Tinnitus is the perception of sound in the ears or head when no external source is present.  Often described as ringing in the ears, it affects as many as 50 million people in the United States.  The Centers for Disease Control and Prevention report that one million new cases of tinnitus are identified each year, 200,000 of which are severe. Tinnitus symptoms can negatively impact normal daily activities and can lead to additional medical conditions, such as anxiety, depression, sleep deprivation, and elevated stress.
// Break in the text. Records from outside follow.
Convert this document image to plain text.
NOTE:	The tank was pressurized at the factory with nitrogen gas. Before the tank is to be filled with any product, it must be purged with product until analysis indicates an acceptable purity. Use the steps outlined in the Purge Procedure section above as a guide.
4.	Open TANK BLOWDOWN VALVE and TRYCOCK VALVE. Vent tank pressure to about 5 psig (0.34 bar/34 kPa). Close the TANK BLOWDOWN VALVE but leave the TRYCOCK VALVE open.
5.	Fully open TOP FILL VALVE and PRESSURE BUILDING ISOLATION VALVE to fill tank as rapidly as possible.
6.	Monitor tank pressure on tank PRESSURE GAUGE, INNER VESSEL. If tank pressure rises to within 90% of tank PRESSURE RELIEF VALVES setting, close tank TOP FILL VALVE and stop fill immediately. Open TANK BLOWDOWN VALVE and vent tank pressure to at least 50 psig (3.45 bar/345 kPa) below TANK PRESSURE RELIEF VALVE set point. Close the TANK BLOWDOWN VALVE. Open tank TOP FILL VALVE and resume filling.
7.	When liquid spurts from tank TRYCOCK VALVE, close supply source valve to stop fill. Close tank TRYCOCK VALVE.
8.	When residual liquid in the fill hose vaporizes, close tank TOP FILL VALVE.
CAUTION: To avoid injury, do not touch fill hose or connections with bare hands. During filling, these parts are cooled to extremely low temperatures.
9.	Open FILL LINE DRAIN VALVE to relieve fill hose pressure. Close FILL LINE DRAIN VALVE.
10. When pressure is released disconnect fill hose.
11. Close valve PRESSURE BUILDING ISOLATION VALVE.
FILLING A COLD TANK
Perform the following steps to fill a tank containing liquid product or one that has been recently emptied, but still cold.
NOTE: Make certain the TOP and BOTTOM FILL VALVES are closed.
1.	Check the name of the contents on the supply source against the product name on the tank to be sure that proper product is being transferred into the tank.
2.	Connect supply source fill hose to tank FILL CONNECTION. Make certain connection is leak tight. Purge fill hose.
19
Tinnitus also has a neurological and psychological basis, says the statement. While most tinnitus cases are preceded by hearing loss, neurological factors often contribute to the deterioration in symptoms.  First, the brain attempts to compensate for the hearing loss by turning up sounds internally.  Ultimately a psychological component emerges, when the sufferer develops a fight-or-flight stress response to the debilitating sounds. The patient then focuses more attention on the tinnitus, perceiving it as louder and louder. Tinnitus takes increasingly significant control over their life. Thus begins a vicious cycle involving neurological, psychological and auditory factors.

Neuromonics’ noninvasive, FDA-cleared device is customized to the patient’s unique hearing and tinnitus profile. It delivers a customized neural stimulus that promotes neural plastic changes, allowing the brain to filter out the disturbing tinnitus sound, says the statement. This stimulus is delivered within spectrally modified, customized music, which engages the brain’s emotional response center, the limbic system, and thereby reduces tinnitus-related disturbance, according to the statement.

The therapy is delivered via a compact, lightweight medical device. Treatment typically occurs over an approximately 6-month period, with daily use recommended for two or more hours per day, especially when the tinnitus is most disturbing. The treatment can take place during regular activities such as reading, relaxing, or computer work.  It involves a multistage process designed for optimal clinical results.